UGC, AICTE may be folded into one higher-ed regulator: What the new bill changes for colleges

The Centre’s VBSA Bill, 2025 seeks to replace UGC and AICTE with an umbrella regulator and shift grants to the education ministry.

December 15, 2025 / 09:36 IST
Viksit Bharat Shiksha Adhishthan Bill, 2025 proposes a single umbrella regulator, separates funding from regulation, and introduces steep penalties.

The Union government is set to overhaul higher education regulation by replacing bodies such as the University Grants Commission (UGC) and AICTE with a single umbrella authority under the Viksit Bharat Shiksha Adhishthan Bill, 2025, scheduled to be introduced in Parliament this session, The Hindu reported.

The proposed law aims to establish a 12-member Viksit Bharat Shiksha Adhishthan (VBSA), comprising three separate councils for regulation, accreditation, and academic standards, marking the most significant change to India’s higher education governance in decades.

What the Bill changes

According to The Hindu, the Bill aims to subsume the functions of the UGC, the All India Council for Technical Education and the National Council for Teacher Education. Crucially, it removes the UGC’s long-standing role in grant disbursal, stating that funding will instead be handled “through mechanisms devised by the Ministry of Education”.

The government has cited the National Education Policy (NEP) 2020, which called for a “light but tight” regulatory framework, to justify separating funding from regulation.

Structure of the new regulator

The VBSA will act as an apex body overseeing three councils, the Viksit Bharat Viniyaman Parishad (regulatory), the Viksit Bharat Gunvatta Parishad (accreditation), and the Viksit Bharat Manak Parishad (standards). Each council can have up to 14 members.

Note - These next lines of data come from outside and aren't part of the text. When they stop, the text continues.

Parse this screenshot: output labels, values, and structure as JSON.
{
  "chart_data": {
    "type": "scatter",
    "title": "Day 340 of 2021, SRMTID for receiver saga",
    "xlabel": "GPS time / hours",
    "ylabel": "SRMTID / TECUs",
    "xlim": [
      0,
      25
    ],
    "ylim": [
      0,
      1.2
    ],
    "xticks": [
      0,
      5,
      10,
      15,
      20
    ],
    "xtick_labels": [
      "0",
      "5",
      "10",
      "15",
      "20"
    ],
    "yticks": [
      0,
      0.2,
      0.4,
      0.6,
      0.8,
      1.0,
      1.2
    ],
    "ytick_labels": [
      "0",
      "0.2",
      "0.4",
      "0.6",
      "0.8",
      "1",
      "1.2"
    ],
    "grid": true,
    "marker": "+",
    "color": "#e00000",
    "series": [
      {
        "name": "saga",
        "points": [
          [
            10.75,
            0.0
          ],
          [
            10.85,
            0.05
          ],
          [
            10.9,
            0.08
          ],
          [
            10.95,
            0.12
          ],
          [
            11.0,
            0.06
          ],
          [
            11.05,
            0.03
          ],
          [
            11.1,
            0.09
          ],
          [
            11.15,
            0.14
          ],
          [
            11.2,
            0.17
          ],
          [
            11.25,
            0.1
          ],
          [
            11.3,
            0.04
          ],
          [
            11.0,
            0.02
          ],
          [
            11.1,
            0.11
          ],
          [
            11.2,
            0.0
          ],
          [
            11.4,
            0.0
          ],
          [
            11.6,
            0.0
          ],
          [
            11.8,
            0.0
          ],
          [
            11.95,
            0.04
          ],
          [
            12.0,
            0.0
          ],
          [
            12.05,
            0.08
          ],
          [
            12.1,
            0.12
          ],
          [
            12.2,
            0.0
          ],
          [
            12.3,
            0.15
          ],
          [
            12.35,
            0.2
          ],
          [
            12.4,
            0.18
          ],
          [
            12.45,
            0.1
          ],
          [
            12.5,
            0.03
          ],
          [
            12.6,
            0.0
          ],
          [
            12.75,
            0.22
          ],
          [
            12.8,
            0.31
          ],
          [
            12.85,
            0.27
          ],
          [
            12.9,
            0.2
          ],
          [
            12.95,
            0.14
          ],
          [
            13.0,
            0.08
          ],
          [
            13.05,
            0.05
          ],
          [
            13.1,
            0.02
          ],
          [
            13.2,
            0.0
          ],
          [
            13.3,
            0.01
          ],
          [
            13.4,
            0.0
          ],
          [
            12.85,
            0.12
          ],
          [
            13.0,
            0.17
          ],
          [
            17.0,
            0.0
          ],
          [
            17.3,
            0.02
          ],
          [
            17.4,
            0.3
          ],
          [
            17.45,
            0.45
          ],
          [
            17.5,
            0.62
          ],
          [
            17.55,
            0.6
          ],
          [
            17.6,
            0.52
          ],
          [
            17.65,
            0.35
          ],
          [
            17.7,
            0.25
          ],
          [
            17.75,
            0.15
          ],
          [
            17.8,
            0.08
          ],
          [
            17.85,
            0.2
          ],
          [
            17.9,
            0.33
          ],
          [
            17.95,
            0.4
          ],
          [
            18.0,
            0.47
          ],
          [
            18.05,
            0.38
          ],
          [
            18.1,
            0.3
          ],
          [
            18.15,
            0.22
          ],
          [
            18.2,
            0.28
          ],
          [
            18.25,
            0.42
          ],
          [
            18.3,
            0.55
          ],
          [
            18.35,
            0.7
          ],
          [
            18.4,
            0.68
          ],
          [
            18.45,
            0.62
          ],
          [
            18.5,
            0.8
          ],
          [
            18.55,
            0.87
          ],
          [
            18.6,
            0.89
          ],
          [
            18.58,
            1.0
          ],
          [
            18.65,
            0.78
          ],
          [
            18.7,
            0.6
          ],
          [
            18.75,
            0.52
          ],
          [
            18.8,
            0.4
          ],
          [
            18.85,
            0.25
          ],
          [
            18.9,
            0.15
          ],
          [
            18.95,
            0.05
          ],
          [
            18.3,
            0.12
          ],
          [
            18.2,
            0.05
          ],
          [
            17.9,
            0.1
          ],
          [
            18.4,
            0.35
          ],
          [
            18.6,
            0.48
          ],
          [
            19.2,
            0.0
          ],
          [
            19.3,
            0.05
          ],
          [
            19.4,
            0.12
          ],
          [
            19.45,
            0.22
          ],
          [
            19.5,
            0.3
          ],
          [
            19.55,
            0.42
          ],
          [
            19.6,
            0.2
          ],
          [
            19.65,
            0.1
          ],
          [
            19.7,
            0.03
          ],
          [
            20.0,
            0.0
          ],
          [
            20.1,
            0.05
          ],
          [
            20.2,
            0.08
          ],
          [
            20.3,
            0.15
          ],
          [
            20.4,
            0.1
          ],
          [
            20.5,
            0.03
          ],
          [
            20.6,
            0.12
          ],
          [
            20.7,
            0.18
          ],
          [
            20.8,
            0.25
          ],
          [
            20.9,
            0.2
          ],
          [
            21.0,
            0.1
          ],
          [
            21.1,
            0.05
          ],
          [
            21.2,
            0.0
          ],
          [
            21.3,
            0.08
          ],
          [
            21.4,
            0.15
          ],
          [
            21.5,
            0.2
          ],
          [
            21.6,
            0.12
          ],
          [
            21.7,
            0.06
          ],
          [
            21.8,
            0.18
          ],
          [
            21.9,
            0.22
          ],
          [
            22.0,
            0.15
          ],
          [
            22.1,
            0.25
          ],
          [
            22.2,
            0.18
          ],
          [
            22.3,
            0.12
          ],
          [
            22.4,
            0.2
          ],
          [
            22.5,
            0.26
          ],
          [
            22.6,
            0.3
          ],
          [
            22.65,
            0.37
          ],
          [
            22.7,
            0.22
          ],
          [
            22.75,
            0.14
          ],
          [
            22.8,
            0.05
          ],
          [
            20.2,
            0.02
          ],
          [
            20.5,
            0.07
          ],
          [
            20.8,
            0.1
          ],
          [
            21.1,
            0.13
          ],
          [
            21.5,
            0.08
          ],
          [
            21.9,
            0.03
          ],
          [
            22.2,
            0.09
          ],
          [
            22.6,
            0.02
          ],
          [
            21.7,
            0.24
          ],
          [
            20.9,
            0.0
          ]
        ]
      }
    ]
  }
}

The VBSA itself will include the presidents of the three councils, the education ministry secretary as an ex officio member, two professors from state institutions, a member-secretary, and five eminent experts, The Hindu reported. State and Union Territory governments will also have representation at the council level.

Scope and exemptions

The proposed law will apply to all central and state universities, colleges and higher education institutions, including institutions of national importance and institutes of eminence. Professional courses such as medicine, dentistry, law, nursing, pharmacology and veterinary sciences are exempt.

The Council of Architecture will continue as a professional standards body but will not have regulatory powers, though it will be represented on all three councils.

Penalties and enforcement powers

The Bill gives the VBSA significant punitive powers. It proposes graded penalties starting at Rs 10 lakh for first-time violations, rising to Rs 75 lakh or even closure for repeated breaches. Institutions operating without accreditation could face fines exceeding Rs 2 crore.

The regulator would also have the authority to suspend an institution’s power to award degrees or diplomas.

Why the proposal is contentious

A similar proposal, the Higher Education Commission of India (HECI) Bill, was floated in 2018 and met strong resistance from academics, teachers’ unions and states over concerns about centralisation and loss of financial autonomy.

While the current Bill introduces an umbrella structure instead of a single regulator, critics are likely to revisit earlier objections, particularly the concentration of power with the Centre and the lack of clarity on how grants will now be allocated.